Szczególnego pecha mieli ci, którzy kupili papiery dziesięcioletnie po 1 listopada. Gdyby zrobili to dzień wcześniej (np. na skutek ostrzeżenia, które ukazało się w „MP"), zaoszczędziliby ponad 4,5 zł (bez podatku) na każdym papierze.
Wystarczy porównać efekty inwestycji dwóch osób deponujących obligacje na IKE; pierwsza kupiła te papiery za całą dopuszczalną na ten rok sumę 10,5 tys. zł przed 1 listopada, a druga po tym terminie. Okazuje się, że ta pierwsza zarobi na inwestycji w ciągu 10 lat o 472,5 zł więcej niż druga. W tym przypadku jest to zysk niepodlegający podatkowi Belki. Kwota warta chyba zainteresowania.
Rentowność skarbowych obligacji czteroletnich też ostatnio znacząco spadła, ale w skali o połowę mniejszej niż dziesięciolatek.

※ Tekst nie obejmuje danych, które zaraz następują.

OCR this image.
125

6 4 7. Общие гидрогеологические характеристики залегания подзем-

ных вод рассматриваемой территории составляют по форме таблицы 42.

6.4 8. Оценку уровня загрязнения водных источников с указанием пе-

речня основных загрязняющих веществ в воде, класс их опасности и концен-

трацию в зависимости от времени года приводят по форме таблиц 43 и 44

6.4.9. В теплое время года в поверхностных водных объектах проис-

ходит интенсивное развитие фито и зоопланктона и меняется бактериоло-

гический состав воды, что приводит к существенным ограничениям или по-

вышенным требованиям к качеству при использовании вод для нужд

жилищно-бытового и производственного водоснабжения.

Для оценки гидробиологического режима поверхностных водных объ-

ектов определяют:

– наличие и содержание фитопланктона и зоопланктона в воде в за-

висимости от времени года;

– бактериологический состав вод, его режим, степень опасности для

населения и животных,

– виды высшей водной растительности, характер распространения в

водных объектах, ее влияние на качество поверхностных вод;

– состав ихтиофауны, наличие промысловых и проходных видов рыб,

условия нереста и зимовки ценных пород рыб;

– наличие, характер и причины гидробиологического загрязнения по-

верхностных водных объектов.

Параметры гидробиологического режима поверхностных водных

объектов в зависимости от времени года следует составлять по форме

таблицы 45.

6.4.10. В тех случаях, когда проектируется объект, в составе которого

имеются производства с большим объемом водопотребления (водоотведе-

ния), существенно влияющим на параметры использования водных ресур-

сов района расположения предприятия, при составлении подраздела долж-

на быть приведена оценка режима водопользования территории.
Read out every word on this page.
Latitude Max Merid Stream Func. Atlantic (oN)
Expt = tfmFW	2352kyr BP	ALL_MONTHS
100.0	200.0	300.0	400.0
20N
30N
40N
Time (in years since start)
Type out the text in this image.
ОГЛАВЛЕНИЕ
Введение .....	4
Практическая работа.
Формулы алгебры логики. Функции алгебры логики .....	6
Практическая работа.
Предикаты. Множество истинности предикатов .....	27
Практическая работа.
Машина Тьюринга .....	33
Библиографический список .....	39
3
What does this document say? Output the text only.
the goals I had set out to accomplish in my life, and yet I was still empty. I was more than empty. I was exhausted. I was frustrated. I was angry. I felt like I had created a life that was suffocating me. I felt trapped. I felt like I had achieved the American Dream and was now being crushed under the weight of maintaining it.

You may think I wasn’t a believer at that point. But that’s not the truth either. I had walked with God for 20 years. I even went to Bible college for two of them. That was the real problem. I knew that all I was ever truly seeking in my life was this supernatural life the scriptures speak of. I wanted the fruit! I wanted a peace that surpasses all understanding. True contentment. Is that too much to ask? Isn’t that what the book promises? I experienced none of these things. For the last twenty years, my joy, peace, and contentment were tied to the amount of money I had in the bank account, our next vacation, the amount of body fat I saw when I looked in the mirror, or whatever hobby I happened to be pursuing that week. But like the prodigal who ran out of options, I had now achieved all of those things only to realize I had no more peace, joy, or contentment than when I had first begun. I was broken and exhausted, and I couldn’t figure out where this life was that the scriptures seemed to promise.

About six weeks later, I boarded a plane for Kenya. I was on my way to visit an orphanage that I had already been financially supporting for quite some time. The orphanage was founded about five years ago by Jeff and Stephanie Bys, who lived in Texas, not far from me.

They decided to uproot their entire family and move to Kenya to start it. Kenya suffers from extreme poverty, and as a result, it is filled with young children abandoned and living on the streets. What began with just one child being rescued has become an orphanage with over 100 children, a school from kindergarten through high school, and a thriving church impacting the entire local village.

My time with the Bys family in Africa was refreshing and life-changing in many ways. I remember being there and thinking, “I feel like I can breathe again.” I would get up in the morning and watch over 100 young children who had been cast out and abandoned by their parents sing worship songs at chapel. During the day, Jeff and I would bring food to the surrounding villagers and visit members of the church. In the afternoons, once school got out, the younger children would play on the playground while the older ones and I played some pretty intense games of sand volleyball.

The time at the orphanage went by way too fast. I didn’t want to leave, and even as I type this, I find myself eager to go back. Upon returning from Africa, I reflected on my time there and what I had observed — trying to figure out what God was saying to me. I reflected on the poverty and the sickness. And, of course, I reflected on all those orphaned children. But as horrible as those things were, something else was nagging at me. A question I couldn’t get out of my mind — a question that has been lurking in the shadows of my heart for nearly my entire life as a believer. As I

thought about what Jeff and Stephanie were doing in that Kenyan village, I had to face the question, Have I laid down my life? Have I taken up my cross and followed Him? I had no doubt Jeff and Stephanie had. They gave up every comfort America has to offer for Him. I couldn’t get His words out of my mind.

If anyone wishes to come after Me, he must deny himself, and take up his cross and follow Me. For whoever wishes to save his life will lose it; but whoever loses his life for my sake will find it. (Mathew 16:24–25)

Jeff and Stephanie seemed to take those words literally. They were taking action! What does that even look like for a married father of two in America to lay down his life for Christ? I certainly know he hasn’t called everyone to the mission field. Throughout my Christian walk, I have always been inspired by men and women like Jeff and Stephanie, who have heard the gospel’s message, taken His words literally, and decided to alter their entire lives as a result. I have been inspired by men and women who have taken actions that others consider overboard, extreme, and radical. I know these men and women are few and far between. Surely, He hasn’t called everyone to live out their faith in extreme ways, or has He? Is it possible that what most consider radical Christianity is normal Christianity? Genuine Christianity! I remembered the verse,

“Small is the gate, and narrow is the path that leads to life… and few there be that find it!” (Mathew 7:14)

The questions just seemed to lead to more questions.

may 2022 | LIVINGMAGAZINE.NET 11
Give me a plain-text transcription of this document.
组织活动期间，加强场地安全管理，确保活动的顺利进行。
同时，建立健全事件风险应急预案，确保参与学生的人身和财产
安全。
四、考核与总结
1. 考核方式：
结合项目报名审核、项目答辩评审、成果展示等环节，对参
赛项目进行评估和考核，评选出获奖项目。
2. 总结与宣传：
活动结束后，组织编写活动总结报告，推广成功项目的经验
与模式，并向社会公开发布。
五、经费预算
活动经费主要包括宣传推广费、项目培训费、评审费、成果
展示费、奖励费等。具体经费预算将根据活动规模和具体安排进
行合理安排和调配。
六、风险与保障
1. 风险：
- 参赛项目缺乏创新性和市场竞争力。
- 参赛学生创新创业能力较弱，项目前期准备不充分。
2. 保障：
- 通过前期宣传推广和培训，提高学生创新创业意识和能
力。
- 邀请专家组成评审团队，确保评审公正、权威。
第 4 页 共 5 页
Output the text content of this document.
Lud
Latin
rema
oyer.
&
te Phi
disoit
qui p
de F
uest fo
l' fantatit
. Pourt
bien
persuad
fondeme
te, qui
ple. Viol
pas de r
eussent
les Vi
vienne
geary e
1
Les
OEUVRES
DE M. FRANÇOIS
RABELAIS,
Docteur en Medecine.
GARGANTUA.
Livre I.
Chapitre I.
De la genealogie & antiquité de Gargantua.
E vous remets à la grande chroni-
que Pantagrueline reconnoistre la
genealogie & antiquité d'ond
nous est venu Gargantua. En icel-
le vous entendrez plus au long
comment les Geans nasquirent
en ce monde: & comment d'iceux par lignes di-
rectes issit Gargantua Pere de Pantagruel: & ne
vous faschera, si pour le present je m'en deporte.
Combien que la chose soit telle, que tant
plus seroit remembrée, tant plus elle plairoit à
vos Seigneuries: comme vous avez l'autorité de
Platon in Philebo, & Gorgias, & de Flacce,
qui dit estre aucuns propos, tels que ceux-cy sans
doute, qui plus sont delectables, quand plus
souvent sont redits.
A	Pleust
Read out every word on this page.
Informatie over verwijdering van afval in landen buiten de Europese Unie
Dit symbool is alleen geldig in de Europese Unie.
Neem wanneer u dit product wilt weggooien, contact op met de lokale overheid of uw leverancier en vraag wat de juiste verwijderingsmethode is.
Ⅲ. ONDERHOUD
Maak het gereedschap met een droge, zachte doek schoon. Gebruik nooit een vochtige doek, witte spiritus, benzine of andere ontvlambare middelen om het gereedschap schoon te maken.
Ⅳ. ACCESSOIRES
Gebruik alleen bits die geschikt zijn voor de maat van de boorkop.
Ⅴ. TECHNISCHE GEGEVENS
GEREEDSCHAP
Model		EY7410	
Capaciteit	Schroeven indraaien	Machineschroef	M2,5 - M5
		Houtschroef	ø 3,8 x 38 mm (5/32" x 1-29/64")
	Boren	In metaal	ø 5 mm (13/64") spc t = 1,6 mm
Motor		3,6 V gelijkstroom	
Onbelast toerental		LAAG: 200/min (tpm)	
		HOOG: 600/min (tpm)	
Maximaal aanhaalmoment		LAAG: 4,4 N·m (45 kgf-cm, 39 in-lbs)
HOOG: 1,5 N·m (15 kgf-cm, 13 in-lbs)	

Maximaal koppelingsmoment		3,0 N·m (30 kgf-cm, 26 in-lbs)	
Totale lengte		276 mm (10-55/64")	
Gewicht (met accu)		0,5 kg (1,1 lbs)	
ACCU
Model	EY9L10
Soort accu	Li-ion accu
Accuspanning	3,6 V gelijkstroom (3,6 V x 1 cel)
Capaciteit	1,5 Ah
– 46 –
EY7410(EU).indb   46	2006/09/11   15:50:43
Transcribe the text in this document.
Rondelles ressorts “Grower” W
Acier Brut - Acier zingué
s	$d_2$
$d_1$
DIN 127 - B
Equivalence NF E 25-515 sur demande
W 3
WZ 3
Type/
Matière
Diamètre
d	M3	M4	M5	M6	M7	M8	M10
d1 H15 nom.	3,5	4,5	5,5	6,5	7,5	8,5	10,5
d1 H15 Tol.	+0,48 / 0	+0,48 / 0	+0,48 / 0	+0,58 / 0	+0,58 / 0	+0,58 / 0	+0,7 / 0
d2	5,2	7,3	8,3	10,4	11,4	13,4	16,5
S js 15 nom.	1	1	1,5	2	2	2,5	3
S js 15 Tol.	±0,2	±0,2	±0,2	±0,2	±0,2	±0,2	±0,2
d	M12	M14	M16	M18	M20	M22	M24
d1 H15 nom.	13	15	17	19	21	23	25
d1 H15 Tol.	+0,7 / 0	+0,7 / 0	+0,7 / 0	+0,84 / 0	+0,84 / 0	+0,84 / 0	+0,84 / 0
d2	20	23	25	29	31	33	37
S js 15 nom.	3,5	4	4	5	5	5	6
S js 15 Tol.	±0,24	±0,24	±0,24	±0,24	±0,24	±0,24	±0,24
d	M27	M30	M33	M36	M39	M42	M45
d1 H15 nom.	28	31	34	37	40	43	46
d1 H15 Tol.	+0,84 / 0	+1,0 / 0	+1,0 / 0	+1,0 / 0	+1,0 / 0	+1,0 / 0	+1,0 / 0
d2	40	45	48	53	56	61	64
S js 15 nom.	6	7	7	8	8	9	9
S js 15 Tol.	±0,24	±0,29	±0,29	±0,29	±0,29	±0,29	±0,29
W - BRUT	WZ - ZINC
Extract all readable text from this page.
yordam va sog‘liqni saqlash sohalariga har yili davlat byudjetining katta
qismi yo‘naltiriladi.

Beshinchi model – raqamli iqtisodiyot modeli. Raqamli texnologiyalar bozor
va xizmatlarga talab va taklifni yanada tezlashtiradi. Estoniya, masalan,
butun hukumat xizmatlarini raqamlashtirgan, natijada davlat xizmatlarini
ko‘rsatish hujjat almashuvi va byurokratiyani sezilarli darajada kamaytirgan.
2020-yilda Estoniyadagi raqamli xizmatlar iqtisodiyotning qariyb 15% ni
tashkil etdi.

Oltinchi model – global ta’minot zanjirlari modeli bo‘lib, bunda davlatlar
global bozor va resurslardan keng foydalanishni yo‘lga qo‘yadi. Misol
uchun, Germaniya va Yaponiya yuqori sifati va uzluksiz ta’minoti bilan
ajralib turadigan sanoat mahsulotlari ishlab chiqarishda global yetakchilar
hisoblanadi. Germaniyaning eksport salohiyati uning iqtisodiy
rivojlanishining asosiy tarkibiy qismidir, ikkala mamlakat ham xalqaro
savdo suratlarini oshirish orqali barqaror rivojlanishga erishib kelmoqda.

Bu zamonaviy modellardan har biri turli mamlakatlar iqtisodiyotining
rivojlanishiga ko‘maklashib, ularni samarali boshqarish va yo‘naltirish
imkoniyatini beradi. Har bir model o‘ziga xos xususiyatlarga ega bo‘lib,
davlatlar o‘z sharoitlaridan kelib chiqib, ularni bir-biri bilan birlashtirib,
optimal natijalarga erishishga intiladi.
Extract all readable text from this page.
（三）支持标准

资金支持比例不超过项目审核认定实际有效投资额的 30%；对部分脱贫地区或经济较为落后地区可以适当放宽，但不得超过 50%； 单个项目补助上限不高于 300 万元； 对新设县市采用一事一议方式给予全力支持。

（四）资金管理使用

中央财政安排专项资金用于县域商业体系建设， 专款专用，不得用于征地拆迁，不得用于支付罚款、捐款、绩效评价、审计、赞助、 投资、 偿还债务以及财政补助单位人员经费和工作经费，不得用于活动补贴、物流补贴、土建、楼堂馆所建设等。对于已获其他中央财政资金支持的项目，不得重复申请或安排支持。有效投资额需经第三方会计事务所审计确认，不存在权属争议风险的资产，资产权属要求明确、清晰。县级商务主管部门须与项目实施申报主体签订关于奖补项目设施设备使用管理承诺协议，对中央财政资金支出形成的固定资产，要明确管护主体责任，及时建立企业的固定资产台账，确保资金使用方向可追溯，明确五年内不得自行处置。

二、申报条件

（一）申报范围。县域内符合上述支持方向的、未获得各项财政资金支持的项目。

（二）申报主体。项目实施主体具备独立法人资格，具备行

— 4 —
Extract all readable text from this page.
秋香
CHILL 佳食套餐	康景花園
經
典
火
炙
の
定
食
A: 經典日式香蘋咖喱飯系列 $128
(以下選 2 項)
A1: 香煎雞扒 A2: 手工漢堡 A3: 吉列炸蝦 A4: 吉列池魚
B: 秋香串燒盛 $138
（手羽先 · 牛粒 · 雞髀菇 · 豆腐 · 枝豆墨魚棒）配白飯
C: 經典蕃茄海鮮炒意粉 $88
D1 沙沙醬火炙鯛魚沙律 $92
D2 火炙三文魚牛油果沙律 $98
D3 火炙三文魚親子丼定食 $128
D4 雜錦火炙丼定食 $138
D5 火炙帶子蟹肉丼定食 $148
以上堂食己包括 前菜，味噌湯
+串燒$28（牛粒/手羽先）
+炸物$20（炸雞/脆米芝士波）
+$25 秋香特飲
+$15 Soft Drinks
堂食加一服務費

W przypadku dwulatek sytuacja wygląda jeszcze gorzej. Ich rentowność po odliczeniu podatku jest znacząco niższa niż stopa inflacji (3,3 proc.). W obecnych warunkach kupowanie tych papierów zapewnia tylko nominalny zysk, a realnie licząc, ponosimy stratę.
To gwałtowne załamanie rentowności obligacji jest związane z sukcesami, jakie resort finansów odnosi przy sprzedaży obligacji inwestorom instytucjonalnym. Rentowność papierów hurtowych spadła już do około 4 proc. Ministerstwo wyraźnie uznało, że i drobni ciułacze też powinni otrzymywać niższe odsetki. Można przewidywać, że teraz detaliczne papiery dziesięcioletnie będą przynosić średnio 4,5–5,5 proc. odsetek w roku, a czteroletnie 4,25–5,25 proc.